We think we know grief. We grieve for every missed milestone and every experience. We grieve every birthday party invitation that they don’t get. We grieve the skills they fought so hard to achieve and lost overnight inexplicably. We grieve the childhood we thought we could provide. We grieve the loss of innocence and the distrust in their eyes as they look at you in surprise every time a needle is poked at them. We grieve the parent we thought we would be. We grieve the vacations we can’t take, and the hospital stays that replace them. We grieve the loss of friends as one by one they drop off unable to listen to your sadness anymore, unable to relate. We grieve the missed experiences and the lost moments. We grieve the before. Then we grieve the after as the after continually changes.
We think we know grief. Because we grieve when someone far away loses their fight. We grieve from a distance along with other parents whom we’ve never met who experience the imperceivable loss of a child. We grieve as a community.
We think we know grief. Until a child that you’ve held in your arms, the daughter of a friend, is the one that you’re grieving.

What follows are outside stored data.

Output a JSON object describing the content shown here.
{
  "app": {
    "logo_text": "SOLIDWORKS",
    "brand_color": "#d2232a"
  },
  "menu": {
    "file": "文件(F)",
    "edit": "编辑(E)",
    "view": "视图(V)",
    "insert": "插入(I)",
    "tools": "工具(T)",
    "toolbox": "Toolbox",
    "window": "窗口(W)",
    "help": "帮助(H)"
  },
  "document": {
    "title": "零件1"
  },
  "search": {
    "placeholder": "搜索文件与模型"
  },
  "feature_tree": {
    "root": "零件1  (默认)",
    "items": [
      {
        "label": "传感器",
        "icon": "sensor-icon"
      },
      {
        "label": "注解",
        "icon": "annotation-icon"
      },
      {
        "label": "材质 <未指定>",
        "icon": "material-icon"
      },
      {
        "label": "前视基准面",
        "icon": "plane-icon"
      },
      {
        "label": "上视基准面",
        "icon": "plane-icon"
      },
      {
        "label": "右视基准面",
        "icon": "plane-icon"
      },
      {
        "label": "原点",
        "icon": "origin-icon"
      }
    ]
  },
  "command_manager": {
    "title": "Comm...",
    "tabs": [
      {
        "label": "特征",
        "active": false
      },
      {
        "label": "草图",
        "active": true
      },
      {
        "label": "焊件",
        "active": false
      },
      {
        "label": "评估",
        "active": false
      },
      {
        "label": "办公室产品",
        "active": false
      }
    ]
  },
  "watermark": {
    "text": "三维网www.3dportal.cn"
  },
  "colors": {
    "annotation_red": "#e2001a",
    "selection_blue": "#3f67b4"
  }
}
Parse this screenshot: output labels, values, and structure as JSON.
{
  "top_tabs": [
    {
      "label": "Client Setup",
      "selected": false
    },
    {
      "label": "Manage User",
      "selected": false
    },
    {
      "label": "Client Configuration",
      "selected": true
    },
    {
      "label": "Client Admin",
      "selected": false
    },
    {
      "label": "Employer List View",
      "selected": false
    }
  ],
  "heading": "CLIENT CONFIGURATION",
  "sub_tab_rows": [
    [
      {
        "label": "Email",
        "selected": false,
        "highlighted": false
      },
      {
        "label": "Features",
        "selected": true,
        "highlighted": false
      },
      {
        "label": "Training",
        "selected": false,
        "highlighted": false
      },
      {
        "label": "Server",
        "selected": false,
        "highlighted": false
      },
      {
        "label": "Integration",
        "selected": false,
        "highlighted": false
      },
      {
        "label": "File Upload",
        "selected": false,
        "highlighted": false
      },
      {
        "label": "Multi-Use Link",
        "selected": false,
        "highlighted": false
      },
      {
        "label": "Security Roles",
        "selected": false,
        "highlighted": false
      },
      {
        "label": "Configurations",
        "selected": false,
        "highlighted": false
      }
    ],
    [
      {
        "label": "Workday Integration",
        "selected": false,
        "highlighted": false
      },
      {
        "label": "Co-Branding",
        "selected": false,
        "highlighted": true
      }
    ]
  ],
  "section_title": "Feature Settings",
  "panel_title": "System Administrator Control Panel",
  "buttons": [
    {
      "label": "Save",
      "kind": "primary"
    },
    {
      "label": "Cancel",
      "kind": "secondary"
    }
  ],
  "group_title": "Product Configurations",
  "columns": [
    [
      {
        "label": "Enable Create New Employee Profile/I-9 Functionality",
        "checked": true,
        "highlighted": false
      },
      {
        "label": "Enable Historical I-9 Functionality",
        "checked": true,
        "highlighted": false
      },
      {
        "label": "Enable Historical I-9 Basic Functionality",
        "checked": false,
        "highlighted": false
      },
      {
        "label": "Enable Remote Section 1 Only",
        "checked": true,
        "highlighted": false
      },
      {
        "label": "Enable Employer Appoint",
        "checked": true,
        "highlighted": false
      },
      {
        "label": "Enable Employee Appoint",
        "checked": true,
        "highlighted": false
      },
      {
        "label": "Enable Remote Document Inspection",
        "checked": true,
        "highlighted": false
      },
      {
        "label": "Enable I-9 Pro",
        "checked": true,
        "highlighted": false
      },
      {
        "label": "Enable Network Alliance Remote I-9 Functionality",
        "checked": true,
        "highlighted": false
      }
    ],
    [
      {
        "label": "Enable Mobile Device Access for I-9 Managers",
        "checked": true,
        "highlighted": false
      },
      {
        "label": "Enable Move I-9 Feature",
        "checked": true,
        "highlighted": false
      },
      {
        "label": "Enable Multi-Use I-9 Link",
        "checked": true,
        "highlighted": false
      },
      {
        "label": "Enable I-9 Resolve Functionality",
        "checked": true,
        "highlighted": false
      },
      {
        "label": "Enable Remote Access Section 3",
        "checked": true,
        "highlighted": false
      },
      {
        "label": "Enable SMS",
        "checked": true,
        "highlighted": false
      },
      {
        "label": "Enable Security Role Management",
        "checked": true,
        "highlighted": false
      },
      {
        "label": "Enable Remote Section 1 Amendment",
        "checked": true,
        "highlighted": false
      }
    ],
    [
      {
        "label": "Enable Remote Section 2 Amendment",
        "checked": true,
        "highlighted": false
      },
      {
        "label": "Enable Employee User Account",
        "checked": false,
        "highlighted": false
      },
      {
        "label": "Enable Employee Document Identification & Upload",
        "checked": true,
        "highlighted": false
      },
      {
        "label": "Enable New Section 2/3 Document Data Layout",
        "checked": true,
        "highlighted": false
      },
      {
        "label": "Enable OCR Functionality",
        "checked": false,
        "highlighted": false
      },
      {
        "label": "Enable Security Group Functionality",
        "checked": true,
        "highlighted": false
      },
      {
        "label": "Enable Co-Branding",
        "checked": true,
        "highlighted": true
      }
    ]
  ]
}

We think we know grief. Until a girl who snuggled up with you and shared her favorite blanket and special Froggy with you is the one that’s gone.
We think we know grief. Until you wake up and find your own daughters hair wet from tears you cried in your sleep.
We think we know grief. Until you hold your child and cannot find hope or gratefulness in your heart, only guilt. Only guilt that your friend miles away has vacant, aching arms. Only guilt that there are so many other mothers like her. Too many mothers.
We think we know grief. I hope I never know the unimaginable grief of an empty bedroom with a rapidly fading smell. I hope I never know the grief of my daughters voice left only as an echo. We fear grief.
We think we know grief. Until it has our head hanging over the toilet trying not to vomit from the shock of it.
We think we know grief. Until we are on our knees wailing with it. Sobbing.
We think we know grief. Until we are clinging to another Mom on a cold windy overpass greeting the body of a child on her final journey home. Asking each other unanswerable questions like why? how?
We think we know grief but every time we find it surprising us, ravaging us anew.